TRAVELOGUE Fukui
Fukui prefecture’s traditional cuisine is strongly influenced by Buddhism culture. It is almost as though without Buddhism the traditional foods would not exist. Fukui’s kyoudo ryouri and shoujin ryouri, the Lenten dinner, are closely related. One example is abura-age, a fried tofu dish, but making tofu takes a lot of time and effort. You first mush soy beans, then squeeze them to collect soy milk, then add nigari (bittern/thickener), then… It’s a series of steps longer than you can imagine to produce such a simple food! And yet, its sophisticated time- and effort-consuming steps are the very aspect that gives the act of cooking the essence necessary for it to be a Buddhism training.

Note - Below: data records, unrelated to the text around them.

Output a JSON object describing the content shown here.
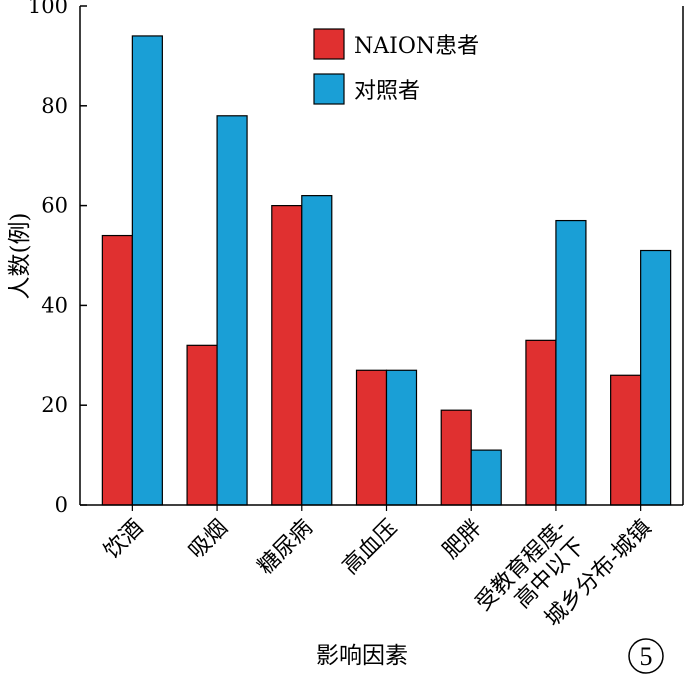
{
  "chart_data": {
    "type": "bar",
    "categories": [
      "饮酒",
      "吸烟",
      "糖尿病",
      "高血压",
      "肥胖",
      "受教育程度-\n高中以下",
      "城乡分布-城镇"
    ],
    "series": [
      {
        "name": "NAION患者",
        "color": "#e03030",
        "values": [
          54,
          32,
          60,
          27,
          19,
          33,
          26
        ]
      },
      {
        "name": "对照者",
        "color": "#1a9fd6",
        "values": [
          94,
          78,
          62,
          27,
          11,
          57,
          51
        ]
      }
    ],
    "xlabel": "影响因素",
    "ylabel": "人数(例)",
    "ylim": [
      0,
      100
    ],
    "yticks": [
      0,
      20,
      40,
      60,
      80,
      100
    ],
    "grid": false,
    "legend_position": "top-right",
    "badge": "5"
  }
}
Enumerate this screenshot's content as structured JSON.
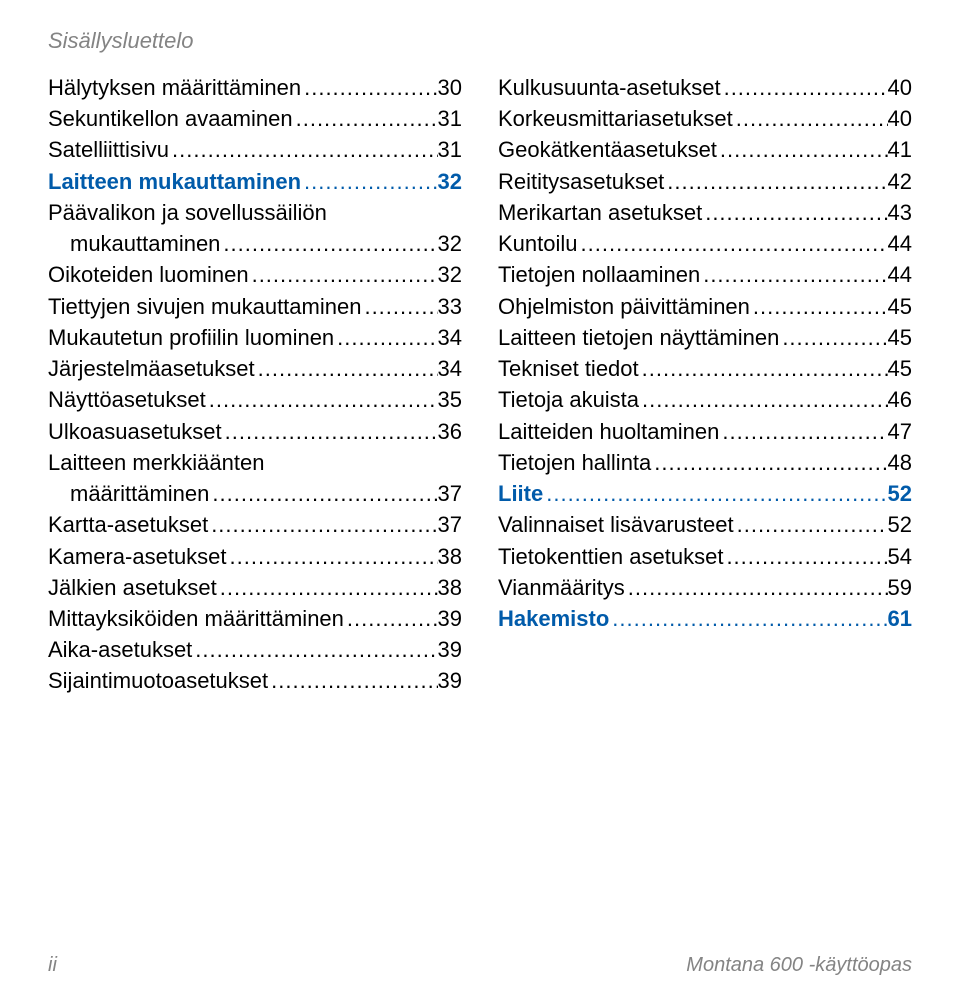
{
  "header": "Sisällysluettelo",
  "footer": {
    "left": "ii",
    "right": "Montana 600 -käyttöopas"
  },
  "dots": ".................................................................................................",
  "columns": [
    [
      {
        "label": "Hälytyksen määrittäminen",
        "page": "30",
        "section": false,
        "indent": false
      },
      {
        "label": "Sekuntikellon avaaminen",
        "page": "31",
        "section": false,
        "indent": false
      },
      {
        "label": "Satelliittisivu",
        "page": "31",
        "section": false,
        "indent": false
      },
      {
        "label": "Laitteen mukauttaminen",
        "page": "32",
        "section": true,
        "indent": false
      },
      {
        "label": "Päävalikon ja sovellussäiliön mukauttaminen",
        "page": "32",
        "section": false,
        "indent": true,
        "wrap": true
      },
      {
        "label": "Oikoteiden luominen",
        "page": "32",
        "section": false,
        "indent": false
      },
      {
        "label": "Tiettyjen sivujen mukauttaminen",
        "page": "33",
        "section": false,
        "indent": false
      },
      {
        "label": "Mukautetun profiilin luominen",
        "page": "34",
        "section": false,
        "indent": false
      },
      {
        "label": "Järjestelmäasetukset",
        "page": "34",
        "section": false,
        "indent": false
      },
      {
        "label": "Näyttöasetukset",
        "page": "35",
        "section": false,
        "indent": false
      },
      {
        "label": "Ulkoasuasetukset",
        "page": "36",
        "section": false,
        "indent": false
      },
      {
        "label": "Laitteen merkkiäänten määrittäminen",
        "page": "37",
        "section": false,
        "indent": true,
        "wrap": true
      },
      {
        "label": "Kartta-asetukset",
        "page": "37",
        "section": false,
        "indent": false
      },
      {
        "label": "Kamera-asetukset",
        "page": "38",
        "section": false,
        "indent": false
      },
      {
        "label": "Jälkien asetukset",
        "page": "38",
        "section": false,
        "indent": false
      },
      {
        "label": "Mittayksiköiden määrittäminen",
        "page": "39",
        "section": false,
        "indent": false
      },
      {
        "label": "Aika-asetukset",
        "page": "39",
        "section": false,
        "indent": false
      },
      {
        "label": "Sijaintimuotoasetukset",
        "page": "39",
        "section": false,
        "indent": false
      }
    ],
    [
      {
        "label": "Kulkusuunta-asetukset",
        "page": "40",
        "section": false,
        "indent": false
      },
      {
        "label": "Korkeusmittariasetukset",
        "page": "40",
        "section": false,
        "indent": false
      },
      {
        "label": "Geokätkentäasetukset",
        "page": "41",
        "section": false,
        "indent": false
      },
      {
        "label": "Reititysasetukset",
        "page": "42",
        "section": false,
        "indent": false
      },
      {
        "label": "Merikartan asetukset",
        "page": "43",
        "section": false,
        "indent": false
      },
      {
        "label": "Kuntoilu",
        "page": "44",
        "section": false,
        "indent": false
      },
      {
        "label": "Tietojen nollaaminen",
        "page": "44",
        "section": false,
        "indent": false
      },
      {
        "label": "Ohjelmiston päivittäminen",
        "page": "45",
        "section": false,
        "indent": false
      },
      {
        "label": "Laitteen tietojen näyttäminen",
        "page": "45",
        "section": false,
        "indent": false
      },
      {
        "label": "Tekniset tiedot",
        "page": "45",
        "section": false,
        "indent": false
      },
      {
        "label": "Tietoja akuista",
        "page": "46",
        "section": false,
        "indent": false
      },
      {
        "label": "Laitteiden huoltaminen",
        "page": "47",
        "section": false,
        "indent": false
      },
      {
        "label": "Tietojen hallinta",
        "page": "48",
        "section": false,
        "indent": false
      },
      {
        "label": "Liite",
        "page": "52",
        "section": true,
        "indent": false
      },
      {
        "label": "Valinnaiset lisävarusteet",
        "page": "52",
        "section": false,
        "indent": false
      },
      {
        "label": "Tietokenttien asetukset",
        "page": "54",
        "section": false,
        "indent": false
      },
      {
        "label": "Vianmääritys",
        "page": "59",
        "section": false,
        "indent": false
      },
      {
        "label": "Hakemisto",
        "page": "61",
        "section": true,
        "indent": false
      }
    ]
  ]
}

The most famous abura-age in Fukui is Takeda’s (abura-)age. A store named Taniguchi-ya in the Takeda area, surrounded by mountains in the East part of Sakai City, is visited by not just people from Fukui people, but across Japan. The large thick fried tofu is its popular product, and it’s not a marketing invention to suit the preference of modern people, but the very shape and thickness the store has kept since the day of its inception. Taniguchi-ya opened in 1925 in the Taisho era. With a dream of opening a tofu shop of their own, the founder Mr and MrsTaniguchi went to a tofu shop by the entrance gate of the Eihei-ji temple and asked the owner to take them as live-in employees. From there the couple learned all the necessary skills to be masters. Abura-age was not something that was readily available all the time, but a very valued dish served only for ceremonial occasions, wakes and weddings.

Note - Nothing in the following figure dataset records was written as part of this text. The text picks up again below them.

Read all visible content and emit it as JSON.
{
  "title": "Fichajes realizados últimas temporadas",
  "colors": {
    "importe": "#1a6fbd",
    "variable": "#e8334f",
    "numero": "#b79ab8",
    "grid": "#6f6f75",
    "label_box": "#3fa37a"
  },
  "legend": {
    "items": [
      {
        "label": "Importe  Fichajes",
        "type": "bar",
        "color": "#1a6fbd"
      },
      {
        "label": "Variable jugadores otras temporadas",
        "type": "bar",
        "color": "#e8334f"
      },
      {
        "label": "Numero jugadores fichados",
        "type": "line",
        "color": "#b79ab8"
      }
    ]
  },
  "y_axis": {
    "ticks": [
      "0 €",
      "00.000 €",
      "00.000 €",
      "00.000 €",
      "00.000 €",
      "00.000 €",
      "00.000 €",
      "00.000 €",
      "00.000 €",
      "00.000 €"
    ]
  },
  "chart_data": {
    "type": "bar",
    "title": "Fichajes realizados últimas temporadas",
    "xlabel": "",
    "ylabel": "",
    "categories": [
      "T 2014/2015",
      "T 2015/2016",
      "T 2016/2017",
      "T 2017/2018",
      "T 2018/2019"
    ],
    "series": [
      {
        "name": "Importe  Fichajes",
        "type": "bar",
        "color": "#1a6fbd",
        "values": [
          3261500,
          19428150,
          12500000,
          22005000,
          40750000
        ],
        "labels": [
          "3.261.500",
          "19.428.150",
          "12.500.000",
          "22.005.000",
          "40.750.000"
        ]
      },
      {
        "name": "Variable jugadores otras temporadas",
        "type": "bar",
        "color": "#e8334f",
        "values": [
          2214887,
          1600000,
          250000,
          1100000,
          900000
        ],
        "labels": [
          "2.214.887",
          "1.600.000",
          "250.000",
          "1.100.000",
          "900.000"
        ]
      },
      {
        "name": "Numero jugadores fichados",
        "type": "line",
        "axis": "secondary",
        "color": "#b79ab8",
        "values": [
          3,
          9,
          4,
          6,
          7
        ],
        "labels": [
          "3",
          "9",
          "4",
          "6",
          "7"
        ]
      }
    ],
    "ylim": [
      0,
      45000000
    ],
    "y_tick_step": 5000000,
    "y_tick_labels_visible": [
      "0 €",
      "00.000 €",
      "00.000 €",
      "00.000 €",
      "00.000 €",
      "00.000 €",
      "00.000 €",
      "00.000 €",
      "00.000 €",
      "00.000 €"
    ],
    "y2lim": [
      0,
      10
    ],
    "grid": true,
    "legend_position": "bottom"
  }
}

By the time the Taniguchis’ second generation took over the running of the business, abura-age was a regular staple of modern diets, at the start of a new interest in traditional dishes using the ingredient. Daikon no nishime (“simmering of radish”) is a vegetable simmering dish. Interestingly, depending on the size of abura-age, the dish name changes: one with large sized abura-age is called dai nishime (“large simmering of radish”) and one with smaller sized abura-age is called ko nishime (“small simmering of radish”). It shows how significant abura-age’s presence is as an ingredient of simmering dishes here in this region.
A dish called kuzu-mawashi is another kyoudo ryouri we find at this region’s dinner tables, a soup in which various vegetables and abura-age are simmered in dashi (soup stock) and starch is added at the end to thicken.

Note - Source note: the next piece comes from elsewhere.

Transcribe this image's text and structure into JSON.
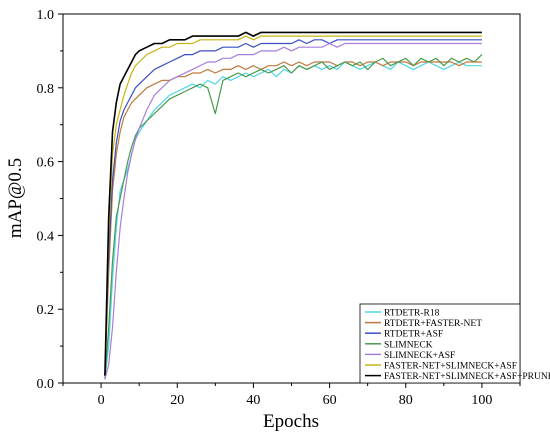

The third generation owner of the Taniguchi-ya store, Mr. Makoto Taniguchi, says, “Abura-age too can evolve.” He is committed to carrying on the legacy and the traditional cooking methods of his father and grandfather, whilst challenging the conventional image of tofu stores by sheer persistence in choosing what is best at every step of the way, from which oil to be used to how abura-age should be fried. He has already succeeded in raising the status of abura-age to that of a luxury food ingredient.